Apply and extend previous understandings of addition and subtraction to add and subtract rational numbers; represent addition and subtraction on a horizontal or vertical number line diagram.
Solve real-world and mathematical problems involving the four operations with rational numbers.
Make sense of problems and persevere in solving them. Mathematically proficient students start by explaining to themselves the meaning of a problem and looking for entry points to its solution. They analyze givens, constraints, relationships, and goals. They make conjectures about the form and meaning of the solution and plan a solution pathway rather than simply jumping into a solution attempt. They consider analogous problems, and try special cases and simpler forms of the original problem in order to gain insight into its solution. They monitor and evaluate their progress and change course if necessary.
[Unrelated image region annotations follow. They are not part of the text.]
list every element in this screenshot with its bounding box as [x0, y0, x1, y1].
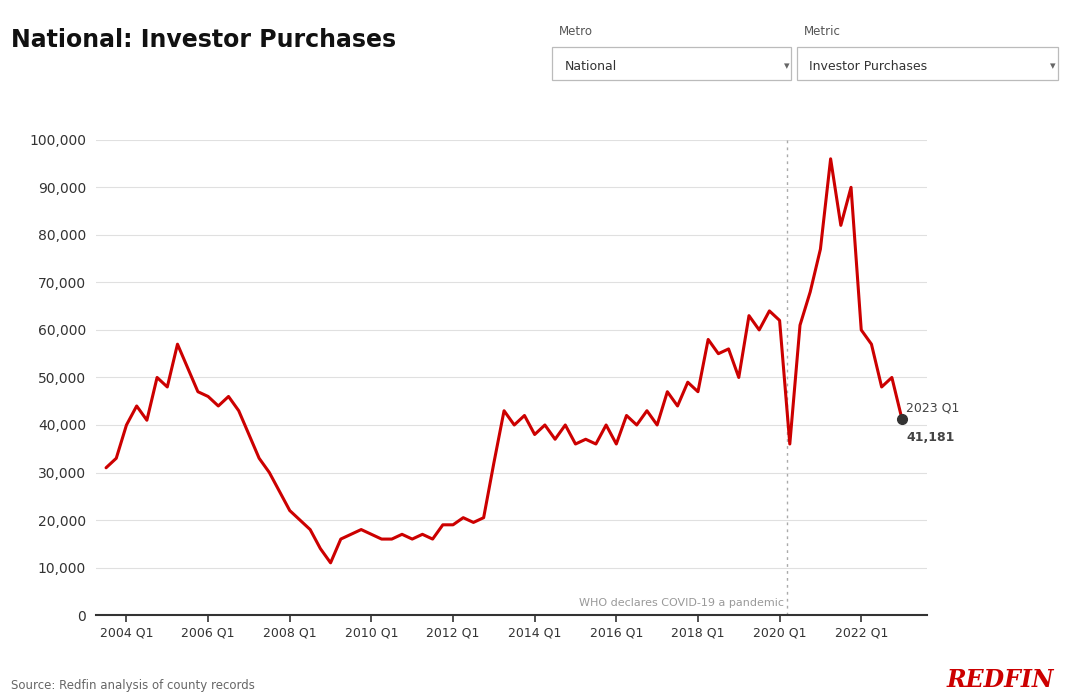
- Text: 2023 Q1: 2023 Q1: [906, 402, 960, 415]
- Text: Investor Purchases: Investor Purchases: [809, 60, 928, 73]
- Text: National: Investor Purchases: National: Investor Purchases: [11, 28, 396, 52]
- Text: ▾: ▾: [1050, 62, 1055, 71]
- Text: 41,181: 41,181: [906, 431, 954, 445]
- Text: REDFIN: REDFIN: [947, 668, 1054, 692]
- Text: Metro: Metro: [559, 25, 593, 38]
- Text: Source: Redfin analysis of county records: Source: Redfin analysis of county record…: [11, 679, 255, 692]
- Text: ▾: ▾: [784, 62, 789, 71]
- Text: National: National: [564, 60, 617, 73]
- Text: WHO declares COVID-19 a pandemic: WHO declares COVID-19 a pandemic: [579, 598, 785, 608]
- Text: Metric: Metric: [804, 25, 841, 38]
Older students might, depending on the context of the problem, transform algebraic expressions or change the viewing window on their graphing calculator to get the information they need. Mathematically proficient students can explain correspondences between equations, verbal descriptions, tables, and graphs or draw diagrams of important features and relationships, graph data, and search for regularity or trends. Younger students might rely on using concrete objects or pictures to help conceptualize and solve a problem. Mathematically proficient students check their answers to problems using a different method, and they continually ask themselves, "Does this make sense?" They can understand the approaches of others to solving complex problems and identify correspondences between different approaches.